Verisign publishes a quarterly report about the domain name industry called The Domain Name Industry Brief. The latest report, summing up Q1 2009, was just released.
Since there is always a lot of data in these reports to mull through, we decided to pick out what we think are some of the more interesting facts and figures and sum them up in this article.
Highlights in numbers
These are a few highlights from the Verisign report that we thought were worth highlighting.
- At the end of Q1 2009 there were nearly 183 million registered domain names across all TLDs.
- The total number of domain names across all TLDs grew by 12% compared to the same time last year.
- ccTLDs (country-code TLDs) account for 74.1 million of those domain names.
- The number of ccTLD domain names grew by 18% compared to the same time last year.
Included in the report is also this chart that shows the number of domain names across all TLDs, quarter by quarter. Note the dominance of .com. It’s still by far the most popular TLD.
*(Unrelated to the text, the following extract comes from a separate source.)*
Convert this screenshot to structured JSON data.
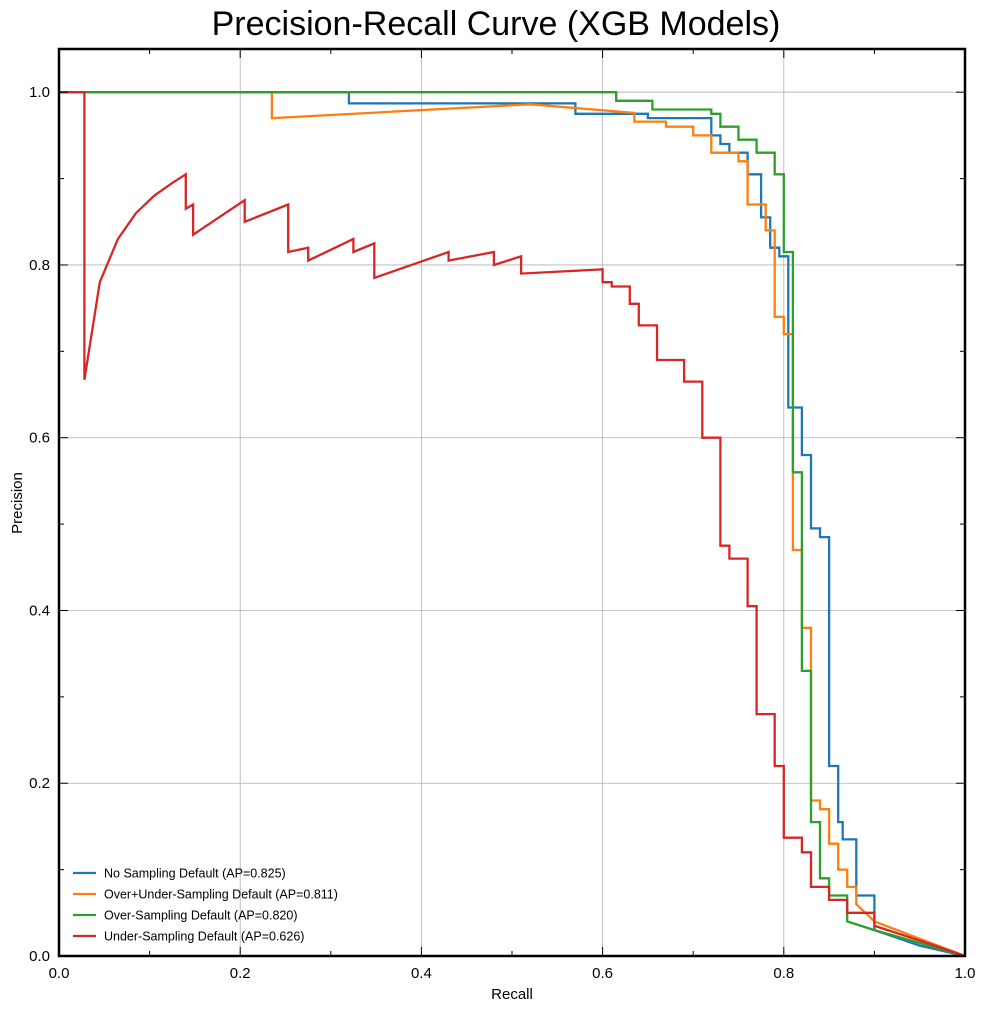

An interesting side note worth mentioning is that Verisign also includes information about the load on its DNS infrastructure in these reports. Since Verisign is the domain registry that manages the .com and .net TLDs it has its work cut out for it. Verisign’s DNS servers handled an average of 38 billion queries per day in Q1 2009, up from 35 billion for the same period last year.
Top domain name extensions
Which are the most popular TLDs? Look no further. That was also included in the report.
Top 10 TLDS in terms of size:
- .com
- .cn
- .de
- .net
- .org
- .uk
- .info
- .nl
- .eu
- .biz
Top 10 ccTLDs in terms of size:
- .cn (China)
- .de (Germany)
- .uk (United Kingdom)
- .nl (Netherlands)
- .eu (European Union)
- .ru (Russian Federation)
- .ar (Argentina)
- .it (Italy)
- .br (Brazil)
- .us (United States)
And here’s another interesting factoid from the report: There are 240+ ccTLD extensions, but the top 10 account for 64% of the registrations.
Further reading
There is plenty of more information (and charts) to be found in the full report from Verisign (PDF) if you like this kind of stuff.
Looks like domain name registrations won’t be slowing down anytime soon, just like the overall growth of the Web keeps charging ahead.